Thank you for taking the time to write a long and detailed response, and thank you for providing relevant links.
I disagree that it’s comparable to writing TSQL, since anyone can train to write perfect TSQL, and the challenge doesn’t really change for each problem. You cannot train to make perfect estimates, and the challenge is different each time.
Flight avionics is an interesting example, and I know I’m cherry picking, but it’s to good of an example to pass up; The Lockheed Martin F-35 program has suffered massive cost overruns, and will probably be something like 10 years late. I’m convinced everyone involved were professionals, still the cost and schedule estimates failed spectacularly.

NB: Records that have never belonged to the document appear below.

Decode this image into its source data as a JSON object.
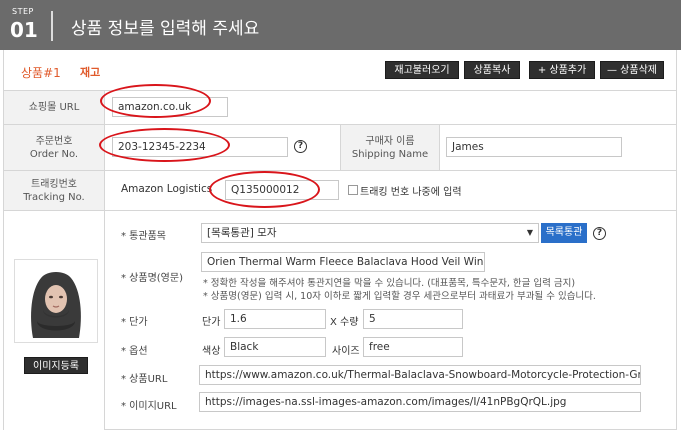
{
  "header": {
    "step_label": "STEP",
    "step_num": "01",
    "title": "상품 정보를 입력해 주세요"
  },
  "tabbar": {
    "product_tag": "상품#1",
    "stock_tag": "재고",
    "buttons": {
      "load_stock": "재고불러오기",
      "copy_product": "상품복사",
      "add_product": "+ 상품추가",
      "delete_product": "— 상품삭제"
    }
  },
  "form": {
    "shop_url": {
      "label": "쇼핑몰 URL",
      "value": "amazon.co.uk"
    },
    "order_no": {
      "label_ko": "주문번호",
      "label_en": "Order No.",
      "value": "203-12345-2234"
    },
    "buyer_name": {
      "label_ko": "구매자 이름",
      "label_en": "Shipping Name",
      "value": "James"
    },
    "tracking": {
      "label_ko": "트래킹번호",
      "label_en": "Tracking No.",
      "carrier": "Amazon Logistics",
      "value": "Q135000012",
      "later_label": "트래킹 번호 나중에 입력"
    }
  },
  "detail": {
    "customs_item": {
      "label": "* 통관품목",
      "value": "[목록통관] 모자",
      "button": "목록통관"
    },
    "product_name": {
      "label": "* 상품명(영문)",
      "value": "Orien Thermal Warm Fleece Balaclava Hood Veil Wind Proof",
      "note1": "* 정확한 작성을 해주셔야 통관지연을 막을 수 있습니다. (대표품목, 특수문자, 한글 입력 금지)",
      "note2": "* 상품명(영문) 입력 시, 10자 이하로 짧게 입력할 경우 세관으로부터 과태료가 부과될 수 있습니다."
    },
    "price": {
      "label": "* 단가",
      "price_label": "단가",
      "price_value": "1.6",
      "qty_label": "X 수량",
      "qty_value": "5"
    },
    "option": {
      "label": "* 옵션",
      "color_label": "색상",
      "color_value": "Black",
      "size_label": "사이즈",
      "size_value": "free"
    },
    "product_url": {
      "label": "* 상품URL",
      "value": "https://www.amazon.co.uk/Thermal-Balaclava-Snowboard-Motorcycle-Protection-Grey/dp/B"
    },
    "image_url": {
      "label": "* 이미지URL",
      "value": "https://images-na.ssl-images-amazon.com/images/I/41nPBgQrQL.jpg"
    },
    "register_image": "이미지등록"
  },
  "colors": {
    "header_bg": "#6b6b6b",
    "accent_orange": "#e05a2b",
    "annotation_red": "#d9151b",
    "button_blue": "#2a6fc9"
  }
}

The goal of a project estimate is to give me information about how much a project will cost. If the actual cost is something else entirely, whatever the root cause, the estimate failed to deliver. There may be some root cause (like we decided to build something completely different than we planned to do) were one could argue that the estimate were technically correct, but it was still useless in providing me with the information I needed. That also means any time spent providing that estimate was essentially waste. Any decision based on that estimate were potentially wrong.
So to me it comes down to this (and I know you don’t agree, and that’s fine): Either the project scope and/or domain are so well known that providing a rough estimate takes next to no time, and if not it will be more or less guessing however deep you dig. Bottom line: Spending any significant part of the project on pre-project estimates is a waste of time and money.
Get a rough indication that the problem is solvable and most likely profitable, and start doing something to prove you’re right. Deliver early and often to validate that you are able to create value, stop if you’re not.